The Oregon and Washington Physicians for Social Responsibility reached much the same conclusion. In their hefty May 2019 report, they found: “the fracking process degrades the environment of surrounding communities through toxic contamination of air and water with hundreds of chemicals with known associations to cancer, heart and lung disease, developmental disorders, and poor pregnancy outcomes.”
These findings are in line with those of the national Physicians for Social Responsibility, which published a new sixth edition of a compendium report on fracked gas. Reviewing more than 1,700 peer-reviewed studies and independent reports, they concluded that 84 percent found health harms related to fracking—and there is no evidence that fracking can operate without threatening public health directly or without imperiling climate stability upon which public health depends.
If 2019 was the year when the arguments in favor of fracked gas fell apart, 2020 will be the year when we have to start making tough decisions.
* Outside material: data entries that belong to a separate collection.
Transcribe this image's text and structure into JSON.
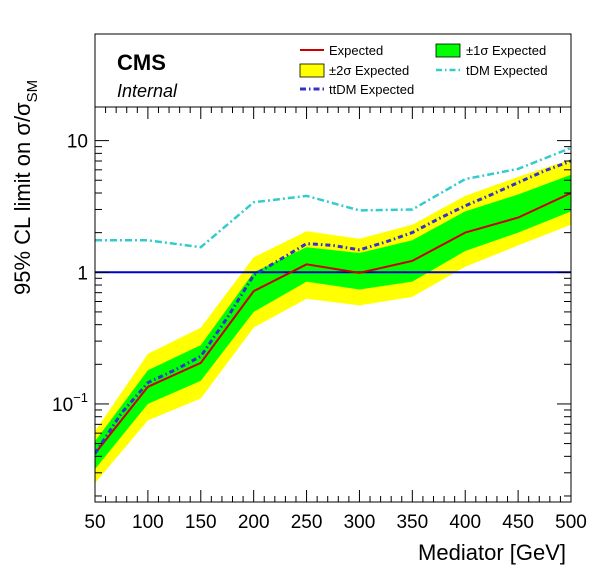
{
  "chart_data": {
    "type": "line",
    "title": "",
    "xlabel": "Mediator [GeV]",
    "ylabel": "95% CL limit on σ/σ",
    "ylabel_sub": "SM",
    "xlim": [
      50,
      500
    ],
    "ylim": [
      0.018,
      18
    ],
    "yscale": "log",
    "x_ticks": [
      50,
      100,
      150,
      200,
      250,
      300,
      350,
      400,
      450,
      500
    ],
    "y_ticks": [
      {
        "value": 0.1,
        "base": "10",
        "exp": "−1"
      },
      {
        "value": 1,
        "base": "1",
        "exp": ""
      },
      {
        "value": 10,
        "base": "10",
        "exp": ""
      }
    ],
    "grid": false,
    "legend_position": "top",
    "annotations": {
      "experiment": "CMS",
      "status": "Internal"
    },
    "reference_line": {
      "y": 1,
      "color": "#0000cc"
    },
    "x": [
      50,
      100,
      150,
      200,
      250,
      300,
      350,
      400,
      450,
      500
    ],
    "bands": [
      {
        "name": "±2σ Expected",
        "color": "#ffff00",
        "lower": [
          0.025,
          0.075,
          0.11,
          0.38,
          0.63,
          0.56,
          0.65,
          1.1,
          1.6,
          2.3
        ],
        "upper": [
          0.062,
          0.24,
          0.38,
          1.3,
          2.05,
          1.8,
          2.3,
          3.8,
          5.3,
          7.2
        ]
      },
      {
        "name": "±1σ Expected",
        "color": "#00ff00",
        "lower": [
          0.032,
          0.1,
          0.15,
          0.5,
          0.85,
          0.74,
          0.85,
          1.45,
          2.0,
          2.9
        ],
        "upper": [
          0.052,
          0.18,
          0.28,
          1.0,
          1.55,
          1.4,
          1.75,
          2.9,
          3.9,
          5.5
        ]
      }
    ],
    "series": [
      {
        "name": "Expected",
        "color": "#cc0000",
        "style": "solid",
        "values": [
          0.042,
          0.135,
          0.205,
          0.72,
          1.15,
          0.99,
          1.22,
          2.0,
          2.6,
          4.0
        ]
      },
      {
        "name": "ttDM Expected",
        "color": "#3333cc",
        "style": "dashdot",
        "x": [
          50,
          75,
          100,
          125,
          150,
          175,
          200,
          225,
          250,
          275,
          300,
          325,
          350,
          375,
          400,
          425,
          450,
          475,
          500
        ],
        "values": [
          0.042,
          0.085,
          0.145,
          0.18,
          0.23,
          0.45,
          0.95,
          1.25,
          1.65,
          1.6,
          1.48,
          1.7,
          2.0,
          2.55,
          3.2,
          3.9,
          4.8,
          5.9,
          7.0
        ]
      },
      {
        "name": "tDM Expected",
        "color": "#33cccc",
        "style": "dashdot",
        "values": [
          1.75,
          1.75,
          1.55,
          3.4,
          3.8,
          2.95,
          3.0,
          5.1,
          6.1,
          8.8
        ]
      }
    ]
  }
}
Despite Washington Governor Jay Inslee’s opposition to several new fracked gas projects, the industry is still planning rapid expansion in the region. In fact, Cascadia’s gas industry got a late-year boost when the Puget Sound Clean Air Agency gave a green light to a new liquefied natural gas (LNG) facility in Tacoma, over the objection of the Puyallup Tribe. Still outstanding are final decisions about a giant LNG export project in Coos Bay, Oregon, and a huge gas-to-methanol refinery in Kalama, Washington, both of which have fallen far behind schedule.
As 2020 unfolds, communities across Cascadia will determine their stance on fracked gas. But to date, even relatively modest community proposals—simply stopping the buildout of more new gas-delivery infrastructure—are met with outrage by the industry and developers alike.
With clear evidence about the menace fracked gas represents and with an industry falling apart economically, we should ring in the new year emboldened to stand our ground.